You don't mention what you want, but I'm guessing that you want a long-term relationship eventually with commitment? It's worth being honest about these things. If he isn't on the same page, it's worth knowing that now. You could be spending your time meeting someone who wants the same thing at you.

easyday · 12/06/2022 05:37

I'm not sure what you are expecting this early on. And not many people would know after a few months that this person is definitely it. You've established that you are a couple, and as so you will surely then be more of a social unit? And as such meet each other's friends? And perhaps go on holiday together (maybe a night or two due to your young child). THEN you might be able to see if you are compatible with each other's wider life.
No idea about the comment about his flat - certainly not boring to like where you already live. I think that was just a thoughtless comment and wouldn't read that much in to it on its own. If he said to you 'I can't imagine ever living with anyone', that's something else.
I'd wait a few months longer before you have a serious talk about the future. One can say they are looking for a long term relationship, but that still may take time to develop.

Billylilly · 12/06/2022 06:36

It all sounds like it’s heading in the right direction. Stop thinking about what he wants, what do you want? Do you want him to meet your friends and family? If so, suggest it. If he’s not keen, then it may be a good time to ask the harder questions.

Cmit08 · 12/06/2022 10:23

I’ve just finished dating a guy..4m in. He was pretty keen to establish what I wanted early on. There was an element of me being pleased that someone knew what they wanted mixed with ‘is this guy too full on..you can’t win! However despite that he had other issues and has now ghosted me so I’d make it clear what you want to avoid wasting any time. Your child isn going anywhere and he needs to be made aware of your wants too. Good luck.

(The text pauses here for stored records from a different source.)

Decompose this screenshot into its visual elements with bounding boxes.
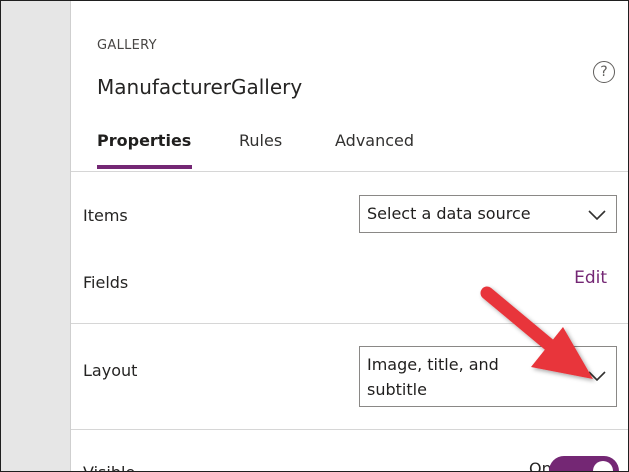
layout-divider	[71, 429, 628, 430]
control-name: ManufacturerGallery	[97, 75, 303, 99]
help-circle-icon[interactable]: ?	[593, 61, 615, 83]
layout-dropdown[interactable]: Image, title, and subtitle	[359, 346, 617, 407]
active-tab-indicator	[97, 165, 192, 169]
fields-label: Fields	[83, 273, 129, 292]
fields-divider	[71, 323, 628, 324]
properties-pane-screenshot: GALLERY ManufacturerGallery ? Properties…	[0, 0, 629, 472]
visible-label: Visible	[83, 463, 135, 471]
toggle-knob	[593, 461, 613, 471]
tab-rules[interactable]: Rules	[239, 131, 282, 150]
visible-toggle[interactable]	[549, 456, 619, 471]
control-type-label: GALLERY	[97, 38, 157, 53]
chevron-down-icon	[588, 371, 606, 381]
layout-dropdown-value-line2: subtitle	[367, 380, 427, 399]
chevron-down-icon	[588, 210, 606, 220]
left-strip	[1, 1, 71, 471]
tab-advanced[interactable]: Advanced	[335, 131, 414, 150]
tabs-divider	[71, 171, 628, 172]
layout-label: Layout	[83, 361, 138, 380]
help-glyph: ?	[600, 64, 608, 80]
layout-dropdown-value-line1: Image, title, and	[367, 355, 499, 374]
edit-fields-link[interactable]: Edit	[574, 268, 607, 288]
items-label: Items	[83, 206, 128, 225]
properties-panel: GALLERY ManufacturerGallery ? Properties…	[71, 1, 628, 471]
items-dropdown[interactable]: Select a data source	[359, 195, 617, 233]
items-dropdown-value: Select a data source	[367, 204, 531, 223]
tab-properties[interactable]: Properties	[97, 131, 191, 150]
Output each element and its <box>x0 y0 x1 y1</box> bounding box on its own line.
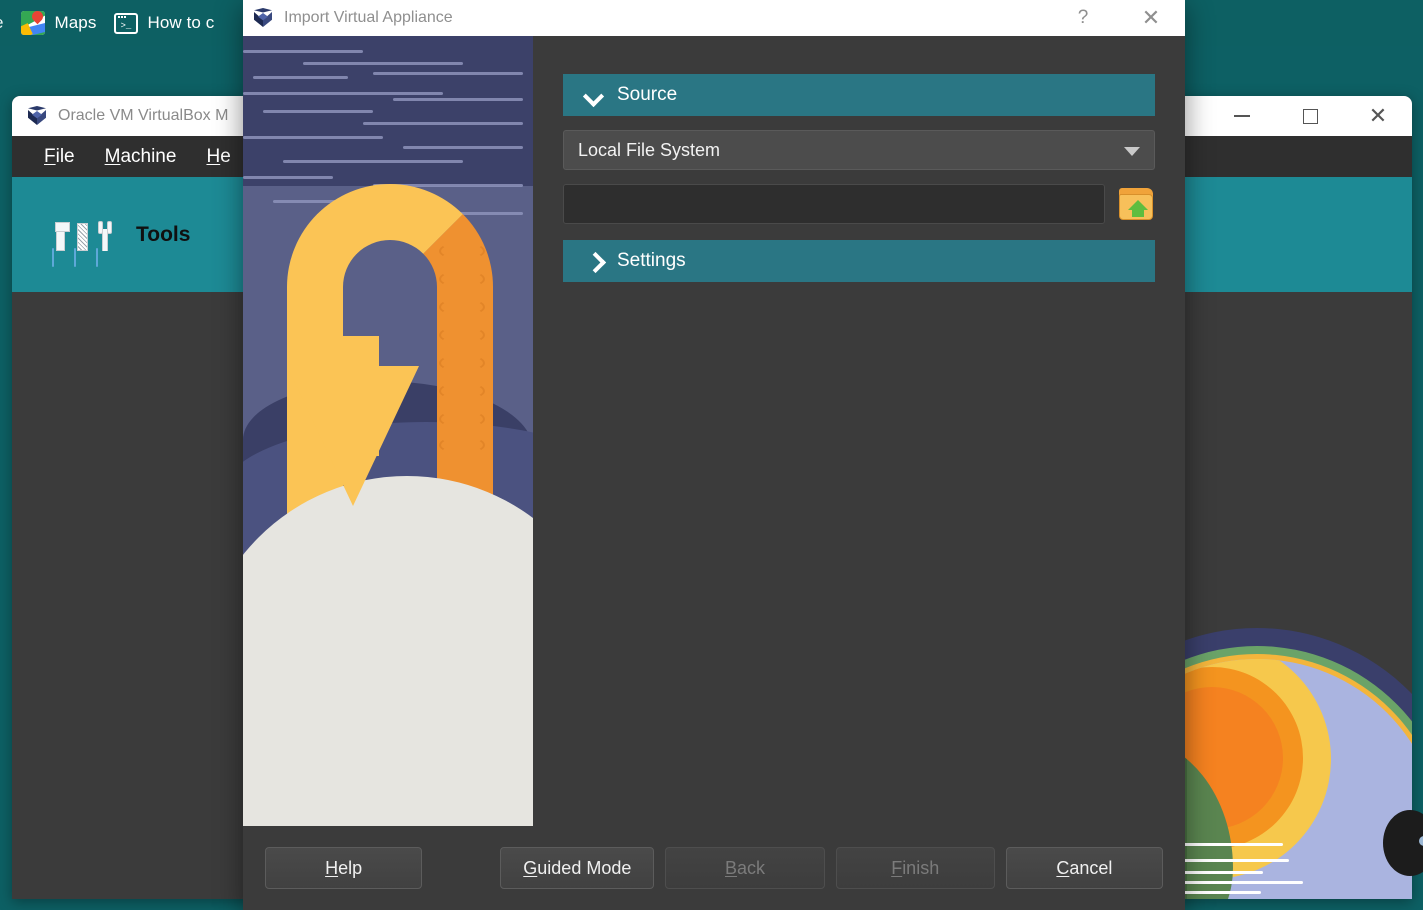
guided-mode-button[interactable]: Guided Mode <box>500 847 654 889</box>
dialog-window-controls: ? ✕ <box>1049 0 1185 36</box>
dialog-main-pane: Source Local File System <box>533 36 1185 826</box>
virtualbox-cube-icon <box>252 7 274 29</box>
dialog-titlebar: Import Virtual Appliance ? ✕ <box>243 0 1185 36</box>
chevron-down-icon <box>1124 147 1140 156</box>
dialog-close-button[interactable]: ✕ <box>1117 0 1185 36</box>
dialog-content: Source Local File System <box>243 36 1185 826</box>
tools-icon <box>52 203 114 267</box>
sidebar-item-label-tools: Tools <box>136 223 190 247</box>
source-expander-header[interactable]: Source <box>563 74 1155 116</box>
virtualbox-cube-icon <box>26 105 48 127</box>
google-maps-icon <box>21 11 45 35</box>
dialog-illustration <box>243 36 533 826</box>
file-path-row <box>563 184 1155 224</box>
back-button-rest: ack <box>737 858 765 878</box>
bookmark-label-maps: Maps <box>54 13 96 33</box>
file-path-input[interactable] <box>563 184 1105 224</box>
dialog-help-button[interactable]: ? <box>1049 0 1117 36</box>
desktop-root: e Maps >_ How to c Oracle VM VirtualBox … <box>0 0 1423 910</box>
menu-item-file[interactable]: File <box>44 146 75 168</box>
terminal-icon: >_ <box>114 13 138 34</box>
bookmark-item-truncated[interactable]: e <box>0 13 3 33</box>
source-select-value: Local File System <box>578 140 720 161</box>
menu-item-help[interactable]: He <box>206 146 230 168</box>
source-select[interactable]: Local File System <box>563 130 1155 170</box>
maximize-button[interactable] <box>1276 96 1344 136</box>
source-expander-label: Source <box>617 84 677 106</box>
back-button: Back <box>665 847 824 889</box>
menu-item-machine[interactable]: Machine <box>105 146 177 168</box>
browse-file-button[interactable] <box>1117 185 1155 223</box>
chevron-right-icon <box>585 252 603 270</box>
chevron-down-icon <box>585 86 603 104</box>
bookmark-item-howto[interactable]: >_ How to c <box>114 13 214 34</box>
cancel-button[interactable]: Cancel <box>1006 847 1163 889</box>
guided-mode-button-rest: uided Mode <box>537 858 631 878</box>
arrow-texture <box>435 236 493 456</box>
finish-button-rest: inish <box>902 858 939 878</box>
maximize-icon <box>1303 109 1318 124</box>
mountain-snow-shape <box>243 476 533 826</box>
dialog-title: Import Virtual Appliance <box>284 9 453 27</box>
bookmark-item-maps[interactable]: Maps <box>21 11 96 35</box>
settings-expander-header[interactable]: Settings <box>563 240 1155 282</box>
close-icon: ✕ <box>1369 105 1387 127</box>
minimize-button[interactable] <box>1208 96 1276 136</box>
finish-button: Finish <box>836 847 995 889</box>
settings-expander-label: Settings <box>617 250 686 272</box>
minimize-icon <box>1234 115 1250 117</box>
dialog-footer: Help Guided Mode Back Finish Cancel <box>243 826 1185 910</box>
close-button[interactable]: ✕ <box>1344 96 1412 136</box>
manager-title: Oracle VM VirtualBox M <box>58 107 228 125</box>
help-button-rest: elp <box>338 858 362 878</box>
cancel-button-rest: ancel <box>1069 858 1112 878</box>
bookmark-label-howto: How to c <box>147 13 214 33</box>
help-button[interactable]: Help <box>265 847 422 889</box>
folder-home-icon <box>1128 200 1148 218</box>
import-virtual-appliance-dialog: Import Virtual Appliance ? ✕ <box>243 0 1185 910</box>
manager-window-controls: ✕ <box>1208 96 1412 136</box>
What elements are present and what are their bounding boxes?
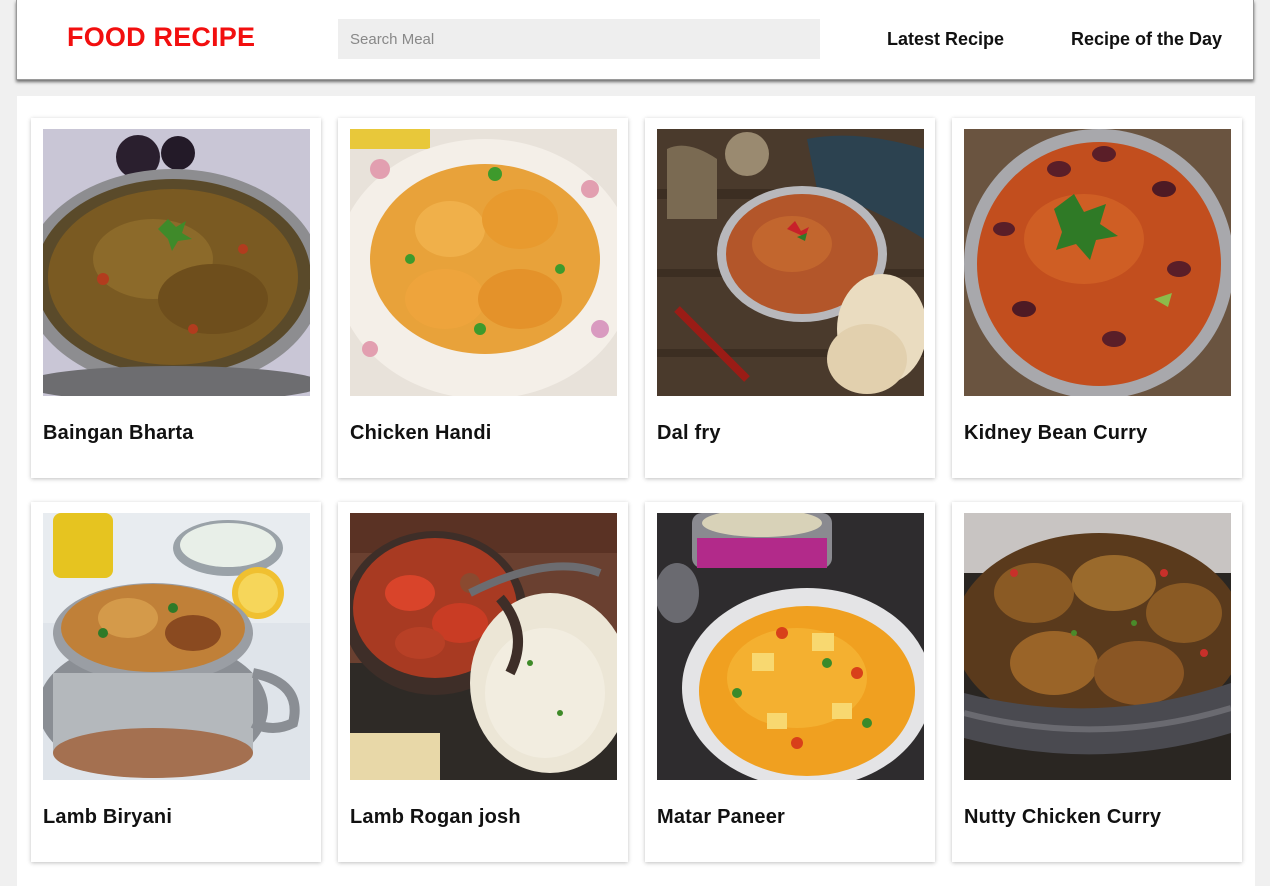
meal-image[interactable] xyxy=(43,129,310,396)
meal-card[interactable]: Dal fry xyxy=(645,118,935,478)
meal-card[interactable]: Chicken Handi xyxy=(338,118,628,478)
meal-card[interactable]: Lamb Rogan josh xyxy=(338,502,628,862)
nav-recipe-of-the-day[interactable]: Recipe of the Day xyxy=(1071,29,1222,50)
top-navbar: FOOD RECIPE Latest Recipe Recipe of the … xyxy=(16,0,1254,80)
meal-grid-container: Baingan Bharta Chicken Handi Dal fry Kid… xyxy=(17,96,1255,886)
meal-title: Kidney Bean Curry xyxy=(964,422,1148,444)
meal-title: Chicken Handi xyxy=(350,422,492,444)
meal-title: Lamb Rogan josh xyxy=(350,806,521,828)
meal-image[interactable] xyxy=(43,513,310,780)
meal-image[interactable] xyxy=(350,513,617,780)
meal-card[interactable]: Baingan Bharta xyxy=(31,118,321,478)
meal-card[interactable]: Kidney Bean Curry xyxy=(952,118,1242,478)
meal-image[interactable] xyxy=(657,513,924,780)
meal-title: Dal fry xyxy=(657,422,721,444)
meal-card[interactable]: Matar Paneer xyxy=(645,502,935,862)
meal-image[interactable] xyxy=(964,129,1231,396)
meal-title: Baingan Bharta xyxy=(43,422,194,444)
site-logo[interactable]: FOOD RECIPE xyxy=(67,22,255,53)
search-input[interactable] xyxy=(338,19,820,59)
meal-card[interactable]: Nutty Chicken Curry xyxy=(952,502,1242,862)
nav-latest-recipe[interactable]: Latest Recipe xyxy=(887,29,1004,50)
meal-image[interactable] xyxy=(964,513,1231,780)
meal-title: Nutty Chicken Curry xyxy=(964,806,1162,828)
meal-card[interactable]: Lamb Biryani xyxy=(31,502,321,862)
meal-image[interactable] xyxy=(350,129,617,396)
meal-title: Lamb Biryani xyxy=(43,806,173,828)
meal-image[interactable] xyxy=(657,129,924,396)
meal-grid: Baingan Bharta Chicken Handi Dal fry Kid… xyxy=(31,118,1242,862)
meal-title: Matar Paneer xyxy=(657,806,786,828)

fossilsmorefossils · 12/06/2022 12:46

I think you first need to figure out what's important to you. Is living together important? Is it a deal breaker if he feels differently? Do you want to get married? What if Ds doesn't like him? Or he parents very differently? Timeline can be negotiated (up to a point) but you first need to know where you need this to go. Where do you want to be in say five years? And that actually is a good question to ask him. A five year "view" is less pressure because it takes quite a long time to get there.

drlel · 12/06/2022 13:13

Thanks everyone. I guess me not knowing what I want is part of the problem. I guess the next step is for him to meet my son and see how that goes otherwise the rest is pointless.

He has cats and my DS is allergic so it's at the back of my mind longer term but considering they might not hit it off I'm getting a bit carried away 😂

OP posts:
Fuzzyhippo · 12/06/2022 15:53

If I were to date again I'd want them to be clear what their intentions are by the 2nd date. Wasted enough time on a non committal man as it is so wouldn't want to go through it again

drlel · 12/06/2022 16:10

@Fuzzyhippo I don't think this guy is necessarily non commital. He brought up the exclusive chat followed by the coupe chat fairly soon.
He said he was looking for a serious relationship and I was too. I guess my issue is that neither of us defined what we define as a serious relationship - it's quite subjective

OP posts:
seaUrchinOne · 12/06/2022 16:21

I suppose you could ask hypothetically if he would consider living together one day, not to put pressure on but if that's something he wants, a relationship can only flourish if you've got things to look forward to, for now keep getting to know him, it's such a short time.